Asphalt, Beton & Co. mögen praktischer sein, aber so richtig schön ist eine Fläche im Außenraum nur mit natürlichen Pflastersteinen. Das Spiel mit Format, Farbe und Fuge bietet endlose Kombinationsmöglichkeiten. Vor allem Granit und andere Hartgesteine stehen hoch in der Gunst der Planer und Gestalter. Neben der optischen Vielfalt stellen die Natursteine die industriell erzeugte Konkurrenz auch ökologisch in den Schatten. Trümpfe dabei sind die mustergültige Energiebilanz und kurze Transportwege von der Abbaustelle bis zur Baustelle.

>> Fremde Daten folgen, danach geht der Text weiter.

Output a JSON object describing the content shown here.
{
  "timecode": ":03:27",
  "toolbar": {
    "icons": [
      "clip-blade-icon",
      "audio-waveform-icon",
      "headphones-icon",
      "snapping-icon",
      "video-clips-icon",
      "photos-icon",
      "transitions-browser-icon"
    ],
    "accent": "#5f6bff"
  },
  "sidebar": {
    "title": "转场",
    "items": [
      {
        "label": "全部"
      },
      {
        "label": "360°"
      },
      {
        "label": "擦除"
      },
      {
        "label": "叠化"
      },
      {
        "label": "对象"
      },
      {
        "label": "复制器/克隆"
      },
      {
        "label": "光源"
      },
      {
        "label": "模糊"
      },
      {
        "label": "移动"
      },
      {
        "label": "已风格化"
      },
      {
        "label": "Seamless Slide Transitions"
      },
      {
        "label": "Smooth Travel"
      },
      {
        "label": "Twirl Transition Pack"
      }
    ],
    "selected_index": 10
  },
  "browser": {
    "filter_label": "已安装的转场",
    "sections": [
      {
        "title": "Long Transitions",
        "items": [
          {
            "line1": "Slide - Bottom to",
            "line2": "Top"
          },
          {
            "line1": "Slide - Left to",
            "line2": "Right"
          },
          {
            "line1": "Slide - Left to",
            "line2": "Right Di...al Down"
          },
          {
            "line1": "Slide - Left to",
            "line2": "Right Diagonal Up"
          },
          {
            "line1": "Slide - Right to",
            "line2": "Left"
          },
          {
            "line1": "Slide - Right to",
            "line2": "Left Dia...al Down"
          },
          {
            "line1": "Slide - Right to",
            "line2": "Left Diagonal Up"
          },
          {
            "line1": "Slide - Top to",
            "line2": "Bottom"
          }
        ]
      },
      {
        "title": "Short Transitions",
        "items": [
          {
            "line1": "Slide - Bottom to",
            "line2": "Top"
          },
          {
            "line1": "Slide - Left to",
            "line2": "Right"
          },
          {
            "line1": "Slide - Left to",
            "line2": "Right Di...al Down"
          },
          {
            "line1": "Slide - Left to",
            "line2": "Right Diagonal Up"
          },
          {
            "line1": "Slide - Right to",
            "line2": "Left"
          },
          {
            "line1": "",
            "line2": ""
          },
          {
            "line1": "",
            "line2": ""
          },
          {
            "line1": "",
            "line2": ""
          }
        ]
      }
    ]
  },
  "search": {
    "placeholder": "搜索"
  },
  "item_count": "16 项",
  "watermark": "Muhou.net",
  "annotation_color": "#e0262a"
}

Weil Steine schwer sind, waren kurze Lieferwege schon zu den Anfangszeiten des jüngeren Wiener Straßenbaus oberstes Gebot. Weit mussten die Straßenplaner Anfang des 19. Jahrhunderts nicht nach geeignetem Material suchen. Reiche Vorkommen an zähen und harten Steinen schenkte ihnen Mutter Natur vielerorts, vor allem im Mühlviertel. Dort ließen sie die Beläge für die europaweit bewunderten Straßen und Plätze hauen: Quadratische 12-Zoll-Platten, Bischofsmützen als Übergang vom diagonal verlegten Pflaster zum Randstein, längliche Binderwürfel und auch spezielle Formate wie die Geritzten – sogenanntes Pferdepflaster mit Nut, die den Hufen Halt gab.
Besonders gebräuchlich waren die Steinwürfel mit sieben Zoll Kantenlänge. Ins metrische System umgerechnet sind das 18,5 Zentimeter. Ein alter Wiener Zoll misst 2,643 Zentimeter, erklärt Wolfgang Ablinger, darauf baute das gesamte System auf. Der Leiter der Baugruppe Nord der Magistratsabteilung 28 – Straßenverwaltung und Straßenbau – kennt die neuen und die alten Pflasterformate der Stadt Wien in- und auswendig. Anschauungsmaterial gibt es im ganzen Stadtgebiet nicht nur in eingebautem Zustand, denn Pflaster- und Randsteine werden bei einer Aufgrabung nicht entsorgt, sondern auf Lagerplätze der MA 28 transportiert. Was sich für eine Wiederverwendung eignet, wird fein säuberlich nach Sorten und Formaten getrennt gelagert und der Bestand sorgfältig dokumentiert. Bei der Planung neuer Projekte zeigt Wolfgang Ablinger ein Blick ins Archiv, ob und wie viel Material vorrätig ist.